Consumer electronic devices like TVs will be networked simply by plugging them into the mains, if Panasonic has its way. The company has confirmed my rather rushed story from Friday, which followed the release of its data-over-the-mains kit into the UK.

It is working on implementing the technology at the circuit-board level of TVs and other devices, which will be launched first into Japan. The idea is wonderful, if only it would work. No messing about with Wifi, Ethernet jacks. or even mains Ethernet adapters. If a device is on, it will talk to its neighbours.

There are a number of caveats. Mains data is susceptible to interference from appliances like washing machines. And plug-and-play networks need standards: Panasonic is using a proprietary technology and so unless this is adopted by other consumer electronics companies it will only work with the company's own equipment.

Yet giants like Samsung, LG, Sharp and Sony belong to the Home Plug Powerline Alliance, which has a rival technology.

Then there are the concerns over mains data itself, which in radio terms is filthy: power leads were not designed to carry high-frequency signals and they act as transmitting aerials.  Companies assure us that frequencies that might cause problems are 'notched out' and that the RF levels are too low to cause problems.

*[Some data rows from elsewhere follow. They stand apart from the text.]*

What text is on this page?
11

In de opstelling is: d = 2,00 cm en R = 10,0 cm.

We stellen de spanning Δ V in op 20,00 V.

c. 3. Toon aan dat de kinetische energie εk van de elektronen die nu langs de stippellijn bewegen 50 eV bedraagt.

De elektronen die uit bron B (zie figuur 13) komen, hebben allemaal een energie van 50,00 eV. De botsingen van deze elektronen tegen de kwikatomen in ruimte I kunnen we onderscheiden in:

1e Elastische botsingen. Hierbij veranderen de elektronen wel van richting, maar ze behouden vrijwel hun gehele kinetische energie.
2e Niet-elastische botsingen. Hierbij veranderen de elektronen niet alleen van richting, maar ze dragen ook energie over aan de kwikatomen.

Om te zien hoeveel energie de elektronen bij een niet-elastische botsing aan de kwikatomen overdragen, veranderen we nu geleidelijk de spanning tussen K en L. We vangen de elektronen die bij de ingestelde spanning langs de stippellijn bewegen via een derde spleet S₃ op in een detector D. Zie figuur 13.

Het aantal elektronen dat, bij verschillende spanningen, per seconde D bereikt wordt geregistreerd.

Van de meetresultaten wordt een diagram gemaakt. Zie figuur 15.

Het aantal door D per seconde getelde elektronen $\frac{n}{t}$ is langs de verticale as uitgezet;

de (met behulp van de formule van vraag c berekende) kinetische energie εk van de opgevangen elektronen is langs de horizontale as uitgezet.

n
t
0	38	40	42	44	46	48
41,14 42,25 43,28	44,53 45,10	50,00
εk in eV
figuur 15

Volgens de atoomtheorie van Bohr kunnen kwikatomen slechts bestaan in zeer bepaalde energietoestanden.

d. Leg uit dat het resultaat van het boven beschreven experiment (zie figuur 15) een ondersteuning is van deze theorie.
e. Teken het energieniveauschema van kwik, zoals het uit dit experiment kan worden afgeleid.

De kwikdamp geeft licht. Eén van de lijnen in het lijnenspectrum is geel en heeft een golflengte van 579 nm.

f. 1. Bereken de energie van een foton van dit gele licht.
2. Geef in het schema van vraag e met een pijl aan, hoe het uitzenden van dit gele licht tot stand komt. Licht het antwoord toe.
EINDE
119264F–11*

But I am not convinced that anyone knows what the cumulative effects will be of millions of homes in a city using the technology.

At the very least it will raise the noise floor. And even low-power short-wave signals can cross continents because they bounce back from the ionosphere, which is how radio hams get to talk to the world. A capricious burst at a certain frequency in London could conceivably jam ambulance communications in Cape Town.

We are already suffering from Wifi noise. I don't think I have set up a Wifi link recently where there have been fewer than five installations within range; you can't have more than three 11b/g setups near each other without some contention. Yet the industry is talking about pumping up the range of Wifi and using it to shunt around HDTV. Is it really going to scale up?

My pet idea is to stick fibre into mains cable and network new houses at the time you wire them up. With 300,000 news homes due to be put up in Britain alone there would be plenty of incentive to develop foolproof interconnects and train people to install them.